To be fair, those are all things that I enjoy too! But the focus on all of those perks kept my peers from seeing the forest for the trees. Perks are great–but they can't fix a broken company. I decided not to jump on the hype bandwagon because the things that really mattered to me–excellent leadership, solid project management, clear execution on a company goal–hadn't yet been proven.

Looking back, I'm glad I at least didn't drink the kool-aid, despite my inaction. A company's hype should be about the vision, not about the perks. Don't buy into the wrong type of hype.

3. Frugality is for companies too

The Startup had a cash shortage problem not just because of the project pricing strategy, but also because of a lack of frugality. They tried to try to provide the same perks of companies that were more mature and that had far deeper pockets. The Startup had some funding, so it wasn't totally out of the question to match some of those perks, but just because you have money doesn't mean that you should spend it.

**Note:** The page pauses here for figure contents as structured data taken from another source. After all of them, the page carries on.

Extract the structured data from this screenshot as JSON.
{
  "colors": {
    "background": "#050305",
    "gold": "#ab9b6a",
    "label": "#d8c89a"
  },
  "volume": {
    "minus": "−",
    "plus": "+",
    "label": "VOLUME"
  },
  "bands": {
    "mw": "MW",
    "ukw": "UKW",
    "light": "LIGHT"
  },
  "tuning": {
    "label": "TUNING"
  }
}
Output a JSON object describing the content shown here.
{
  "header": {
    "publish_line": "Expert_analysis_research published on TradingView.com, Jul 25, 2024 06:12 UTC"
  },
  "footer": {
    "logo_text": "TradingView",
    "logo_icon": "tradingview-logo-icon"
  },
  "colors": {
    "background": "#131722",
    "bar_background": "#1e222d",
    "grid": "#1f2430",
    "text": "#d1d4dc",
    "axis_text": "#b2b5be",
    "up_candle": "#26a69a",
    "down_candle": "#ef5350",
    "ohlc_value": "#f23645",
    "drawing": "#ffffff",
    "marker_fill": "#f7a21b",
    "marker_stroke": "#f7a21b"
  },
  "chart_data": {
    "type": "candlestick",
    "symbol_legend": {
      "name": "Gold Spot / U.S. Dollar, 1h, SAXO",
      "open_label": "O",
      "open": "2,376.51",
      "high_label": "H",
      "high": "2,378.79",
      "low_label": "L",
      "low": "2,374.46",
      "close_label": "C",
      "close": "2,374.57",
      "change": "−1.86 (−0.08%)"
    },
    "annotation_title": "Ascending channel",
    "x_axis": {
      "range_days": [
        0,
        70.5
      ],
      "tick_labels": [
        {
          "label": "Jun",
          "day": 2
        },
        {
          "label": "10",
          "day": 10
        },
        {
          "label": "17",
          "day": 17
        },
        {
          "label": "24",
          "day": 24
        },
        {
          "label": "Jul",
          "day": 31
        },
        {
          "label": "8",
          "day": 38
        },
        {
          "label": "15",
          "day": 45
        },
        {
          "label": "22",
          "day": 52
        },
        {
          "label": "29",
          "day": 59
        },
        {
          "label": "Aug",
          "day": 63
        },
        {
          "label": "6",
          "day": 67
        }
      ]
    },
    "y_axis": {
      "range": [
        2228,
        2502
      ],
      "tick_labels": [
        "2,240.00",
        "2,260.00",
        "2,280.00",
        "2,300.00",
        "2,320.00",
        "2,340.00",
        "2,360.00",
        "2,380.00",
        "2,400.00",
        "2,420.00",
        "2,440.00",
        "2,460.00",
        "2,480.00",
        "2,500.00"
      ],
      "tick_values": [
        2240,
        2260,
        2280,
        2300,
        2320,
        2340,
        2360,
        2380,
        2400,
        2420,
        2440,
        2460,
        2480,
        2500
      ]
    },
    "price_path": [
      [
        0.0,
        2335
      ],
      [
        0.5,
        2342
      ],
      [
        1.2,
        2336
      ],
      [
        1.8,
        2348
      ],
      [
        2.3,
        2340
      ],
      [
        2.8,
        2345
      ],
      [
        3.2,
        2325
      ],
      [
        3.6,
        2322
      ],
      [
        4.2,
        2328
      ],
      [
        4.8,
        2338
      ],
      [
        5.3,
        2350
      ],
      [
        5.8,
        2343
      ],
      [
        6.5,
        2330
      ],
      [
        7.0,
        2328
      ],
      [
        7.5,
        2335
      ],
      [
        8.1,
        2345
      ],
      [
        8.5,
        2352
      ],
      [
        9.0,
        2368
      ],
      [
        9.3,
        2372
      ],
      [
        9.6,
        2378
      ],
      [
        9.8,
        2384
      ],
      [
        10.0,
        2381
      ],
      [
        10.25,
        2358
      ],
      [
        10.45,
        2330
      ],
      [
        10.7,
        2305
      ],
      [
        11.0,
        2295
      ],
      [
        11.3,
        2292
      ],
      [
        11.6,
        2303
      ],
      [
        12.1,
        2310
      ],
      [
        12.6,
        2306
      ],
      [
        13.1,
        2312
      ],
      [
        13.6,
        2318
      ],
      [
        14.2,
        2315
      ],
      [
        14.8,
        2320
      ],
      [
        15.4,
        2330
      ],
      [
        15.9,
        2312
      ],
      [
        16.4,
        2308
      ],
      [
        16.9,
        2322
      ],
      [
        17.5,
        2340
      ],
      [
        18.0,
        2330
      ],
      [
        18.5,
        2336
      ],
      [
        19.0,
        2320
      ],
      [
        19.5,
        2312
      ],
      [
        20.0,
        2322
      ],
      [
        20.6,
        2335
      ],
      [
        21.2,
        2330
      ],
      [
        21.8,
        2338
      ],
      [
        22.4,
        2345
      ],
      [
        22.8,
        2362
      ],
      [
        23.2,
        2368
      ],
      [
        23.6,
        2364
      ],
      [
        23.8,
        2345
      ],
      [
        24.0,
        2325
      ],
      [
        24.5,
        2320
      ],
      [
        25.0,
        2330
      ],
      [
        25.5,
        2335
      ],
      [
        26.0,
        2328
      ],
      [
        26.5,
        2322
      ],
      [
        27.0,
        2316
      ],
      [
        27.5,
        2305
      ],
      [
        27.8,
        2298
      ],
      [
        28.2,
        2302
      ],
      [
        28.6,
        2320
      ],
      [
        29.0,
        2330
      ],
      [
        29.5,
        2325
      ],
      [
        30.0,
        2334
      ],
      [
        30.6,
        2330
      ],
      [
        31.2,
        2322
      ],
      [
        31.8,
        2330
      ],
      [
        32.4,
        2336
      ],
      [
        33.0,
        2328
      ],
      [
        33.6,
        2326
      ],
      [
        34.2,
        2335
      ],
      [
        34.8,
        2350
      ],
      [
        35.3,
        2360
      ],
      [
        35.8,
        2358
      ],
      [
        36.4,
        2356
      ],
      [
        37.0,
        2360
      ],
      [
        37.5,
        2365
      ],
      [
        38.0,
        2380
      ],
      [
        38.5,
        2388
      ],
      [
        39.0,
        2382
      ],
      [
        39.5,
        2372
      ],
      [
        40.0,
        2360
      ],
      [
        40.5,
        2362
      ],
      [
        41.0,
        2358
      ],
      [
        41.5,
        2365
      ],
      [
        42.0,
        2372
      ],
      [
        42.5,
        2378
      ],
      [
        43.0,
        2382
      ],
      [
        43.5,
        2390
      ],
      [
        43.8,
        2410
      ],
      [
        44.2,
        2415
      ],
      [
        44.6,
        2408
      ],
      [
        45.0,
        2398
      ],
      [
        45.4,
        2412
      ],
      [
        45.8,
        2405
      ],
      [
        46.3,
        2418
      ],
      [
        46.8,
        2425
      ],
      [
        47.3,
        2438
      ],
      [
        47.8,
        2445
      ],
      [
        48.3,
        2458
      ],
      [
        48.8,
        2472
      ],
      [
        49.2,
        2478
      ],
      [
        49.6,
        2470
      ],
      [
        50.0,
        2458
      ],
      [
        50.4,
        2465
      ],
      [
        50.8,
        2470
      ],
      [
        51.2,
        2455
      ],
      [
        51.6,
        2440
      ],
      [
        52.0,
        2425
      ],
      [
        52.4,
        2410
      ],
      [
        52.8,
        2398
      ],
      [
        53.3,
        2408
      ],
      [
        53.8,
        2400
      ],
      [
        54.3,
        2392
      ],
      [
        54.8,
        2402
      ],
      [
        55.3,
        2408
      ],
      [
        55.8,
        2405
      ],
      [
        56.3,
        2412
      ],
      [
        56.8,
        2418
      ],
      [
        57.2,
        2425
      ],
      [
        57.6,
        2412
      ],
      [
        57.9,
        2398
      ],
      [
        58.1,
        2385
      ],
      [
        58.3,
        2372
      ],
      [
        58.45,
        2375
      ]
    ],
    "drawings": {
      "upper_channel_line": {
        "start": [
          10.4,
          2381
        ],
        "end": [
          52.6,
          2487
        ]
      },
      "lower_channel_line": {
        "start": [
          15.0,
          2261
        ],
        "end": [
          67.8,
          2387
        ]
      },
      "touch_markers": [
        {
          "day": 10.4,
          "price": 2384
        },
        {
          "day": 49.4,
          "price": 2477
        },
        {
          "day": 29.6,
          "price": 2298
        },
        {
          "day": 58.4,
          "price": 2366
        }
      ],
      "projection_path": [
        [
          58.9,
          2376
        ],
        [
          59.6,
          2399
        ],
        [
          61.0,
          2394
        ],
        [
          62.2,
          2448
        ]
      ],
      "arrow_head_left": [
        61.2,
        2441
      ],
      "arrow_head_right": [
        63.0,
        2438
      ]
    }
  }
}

The Startup spent money on new MacBooks for every hire and frequently catered events. They spent money on nice 70" TVs with an office-wide interconnected Sonos sound system. They were looking to spend a lot of money on new office space shortly before the company fell apart. While I'd argue that some of those things might have been necessary, The Startup certainly wasn't looking to minimize their burn ratio.

Despite having both funding and more cash coming in than your average startup, the company still ran out of money. Turns out that frugality is for companies too.

4. If something smells, see where your nose takes you

When I was onboarded onto my first project and I asked what our client wanted, my project manager listed a couple of things that we were supposed to accomplish over the next few months. I assumed that they were just giving me the cliff-notes about the project, but a few weeks later when a scope question came up, I asked to see the project requirements. It was two lines long.

Two lines.

I asked questions about the lack of detail in the requirements, and about who had worked with the client on signing the contract, and all of my questions were shrugged off with "we needed to get this through the door and we were stretched thin when this deal was signed". The responses I got made it seem like this was a one-off occurrence, and that the other projects had clearer requirements.

Had I done a little bit of digging, I would have found out that it wasn't just my project that had this problem. Many projects that The Startup was participating in had weak or vague contracts that made them difficult to accurately know what "done" looked like. I learned that if something smells, you should see where your nose takes you.

Looking forward

It's easy to look backward and say "I should have seen that coming", but the truth is that at the time, I thought that The Startup was just another startup with growing pains. It's only on looking back do I see some of the differences between successful startups and The Startup.

Successful startups find the balance between growth and revenue despite being stretched thin; The Startup wanted both at the same time. Successful startups try to find the appropriate burn ratio; The Startup spent money like there was plenty to burn. Successful startups lack clear processes but usually do an ok job at contracts; The Startup didn't get those right. Successful startups know that people will work harder for company vision than for free food; The Startup wanted to have all of the "tech company" perks and ride the hype train.